Built by the Guidi Family - one of the most powerful families of medieval Tuscany – between the end of the 12th century and the beginning of the 14th, the Conti Guidi Castle is the undisputed symbol of Poppi and stands high on top of a hill with great views over the entire Casentino Valley. Contrary to other fortifications in the area, it has remained almost completely intact and can be clearly seen from almost anywhere in the countryside around Poppi. The castle often looks different, depending upon the time of day, the environmental conditions and the seasons; elegant and imposing, it has nothing to do with Neuschwanstein Castle in south-west Bavaria, Germany, but it definitely looks like it came straight from a fairytale.
The castle façade is divided into two unequal sections by a high square tower that was originally much taller: damaged by a lightning strike in the second decade of the 19th century, the tower was shortened and transformed into a belfry. The left side of the façade boasts six two-light windows, while the right side features only two. Although there is no documentary evidence, Lapo di Cambio is said to be the architect behind the oldest part of the castle, while his son Arnolfo (the architect involved in the construction of Palazzo Vecchio and the Basilica di Santa Croce in Florence) is said to be the man behind the more recent one. The entire structure is surrounded by a wide, now-empty, moat that encircles a defensive wall with Guelph crenellations. Access to the castle is through the “Munizione Tower” that was once defended by a drawbridge. The “Lion Gate” opens into an inner courtyard – probably the most delightful feature of the castle – the walls of which are covered with fine coats of arms.
The ground floor of Poppi Castle boasts elements of particular interest, such as the beautiful stone staircase built by Jacopo di Baldassarre Turriani, some wooden landings and a majestic column that provides support to the roof.

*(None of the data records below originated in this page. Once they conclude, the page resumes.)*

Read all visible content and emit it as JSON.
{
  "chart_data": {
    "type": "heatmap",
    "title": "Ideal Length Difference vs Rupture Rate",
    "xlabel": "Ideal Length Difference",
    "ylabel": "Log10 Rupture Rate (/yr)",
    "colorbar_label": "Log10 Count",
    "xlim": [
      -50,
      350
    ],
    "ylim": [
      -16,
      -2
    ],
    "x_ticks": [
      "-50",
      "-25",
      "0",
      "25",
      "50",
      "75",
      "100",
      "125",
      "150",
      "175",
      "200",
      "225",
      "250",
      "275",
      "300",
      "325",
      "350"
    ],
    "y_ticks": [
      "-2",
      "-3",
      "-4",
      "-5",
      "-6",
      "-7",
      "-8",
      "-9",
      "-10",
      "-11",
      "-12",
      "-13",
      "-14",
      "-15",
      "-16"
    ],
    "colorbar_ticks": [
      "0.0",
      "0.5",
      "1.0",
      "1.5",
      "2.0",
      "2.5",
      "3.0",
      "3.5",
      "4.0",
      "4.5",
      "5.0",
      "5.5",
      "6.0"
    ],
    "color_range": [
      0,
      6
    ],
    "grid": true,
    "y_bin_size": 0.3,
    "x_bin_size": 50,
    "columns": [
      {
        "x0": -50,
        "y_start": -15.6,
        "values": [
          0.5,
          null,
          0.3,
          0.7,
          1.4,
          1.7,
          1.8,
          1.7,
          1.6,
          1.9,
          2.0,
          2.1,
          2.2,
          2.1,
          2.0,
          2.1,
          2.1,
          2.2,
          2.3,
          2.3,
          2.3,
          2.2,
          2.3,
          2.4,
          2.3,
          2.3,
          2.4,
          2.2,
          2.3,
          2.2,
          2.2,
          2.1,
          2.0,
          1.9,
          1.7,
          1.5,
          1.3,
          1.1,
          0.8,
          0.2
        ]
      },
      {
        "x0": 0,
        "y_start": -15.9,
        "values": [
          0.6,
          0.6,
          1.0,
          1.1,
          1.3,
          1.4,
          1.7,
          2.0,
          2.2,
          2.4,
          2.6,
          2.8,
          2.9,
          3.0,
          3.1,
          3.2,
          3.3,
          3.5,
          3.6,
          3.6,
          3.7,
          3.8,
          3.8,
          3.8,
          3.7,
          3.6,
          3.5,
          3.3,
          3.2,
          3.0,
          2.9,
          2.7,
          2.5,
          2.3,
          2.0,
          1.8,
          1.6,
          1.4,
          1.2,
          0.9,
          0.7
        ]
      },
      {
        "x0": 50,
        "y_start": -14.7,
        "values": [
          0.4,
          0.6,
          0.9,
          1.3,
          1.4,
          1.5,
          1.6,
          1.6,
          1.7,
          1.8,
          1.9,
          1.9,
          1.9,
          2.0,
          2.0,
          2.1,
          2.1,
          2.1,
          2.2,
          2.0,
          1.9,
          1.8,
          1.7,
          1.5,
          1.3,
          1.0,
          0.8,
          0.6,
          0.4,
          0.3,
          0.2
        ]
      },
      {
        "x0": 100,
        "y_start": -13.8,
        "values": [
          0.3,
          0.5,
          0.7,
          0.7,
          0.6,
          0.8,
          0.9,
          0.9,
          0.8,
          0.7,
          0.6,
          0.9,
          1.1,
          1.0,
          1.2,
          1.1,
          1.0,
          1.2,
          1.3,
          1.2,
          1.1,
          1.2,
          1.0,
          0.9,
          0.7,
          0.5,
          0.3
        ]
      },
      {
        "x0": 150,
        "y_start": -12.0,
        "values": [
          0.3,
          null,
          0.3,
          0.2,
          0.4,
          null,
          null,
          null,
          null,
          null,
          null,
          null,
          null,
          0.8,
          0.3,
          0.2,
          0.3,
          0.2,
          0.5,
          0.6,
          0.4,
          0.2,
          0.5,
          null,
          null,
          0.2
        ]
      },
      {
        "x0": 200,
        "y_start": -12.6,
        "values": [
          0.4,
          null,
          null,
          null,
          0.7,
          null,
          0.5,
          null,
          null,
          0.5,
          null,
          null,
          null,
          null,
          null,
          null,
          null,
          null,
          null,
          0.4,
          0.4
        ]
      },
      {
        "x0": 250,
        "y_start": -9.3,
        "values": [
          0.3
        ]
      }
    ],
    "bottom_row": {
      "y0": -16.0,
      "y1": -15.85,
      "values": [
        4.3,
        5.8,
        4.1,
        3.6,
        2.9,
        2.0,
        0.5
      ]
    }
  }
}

The first floor is home to what is considered to be the jewel of Casentino, or rather the Rilliana Library, which contains 25000 old books! Besides some 14th-century frescoes by Giotto's pupil Taddeo Gaddi, the castle's upper floor (or Piano Nobile) houses a museum devoted to the Battle of Campaldino, with a diorama showing how the Guelph army (supporting the Pope) and the pro-imperial Ghibelline army (mostly from Arezzo) were arrayed on the field. Also mentioned by Dante Alighieri in his Divine Comedy, the battle took place on June 11, 1289 and marked the beginning of the hegemony of the Florentine Guelphs over Tuscany.
Before leaving the Conti Guidi Castle, don't forget to climb the 104 steps up to the belfry: the climb is challenging, but you will be rewarded with some truly wonderful views!
Other places of interest in Poppi
Most people go to Poppi simply because they want to visit its wonderful castle; however, this village in north-east Tuscany is also a perfect place to take a pleasant stroll in every season and has several other interesting sights. The village's main square, for instance, is home to the Oratorio della Madonna del Morbo, a rare example of Tuscan Barocchetto that houses a Madonna and Child with the Young Saint John the Baptist attributed to a follower of Filippino Lippi. The Church of San Fedele is a beautiful example of Romanesque architecture and contains some valuable artworks too. Poppi is known for its splendid colonnades, which are extremely rare in Tuscany; if you are travelling by car and have some extra time to explore the surrounding area, we suggest you consider visiting the Monastery of Camaldoli and its secluded hermitage, situated in an ancient forest, about 25 minutes from Poppi.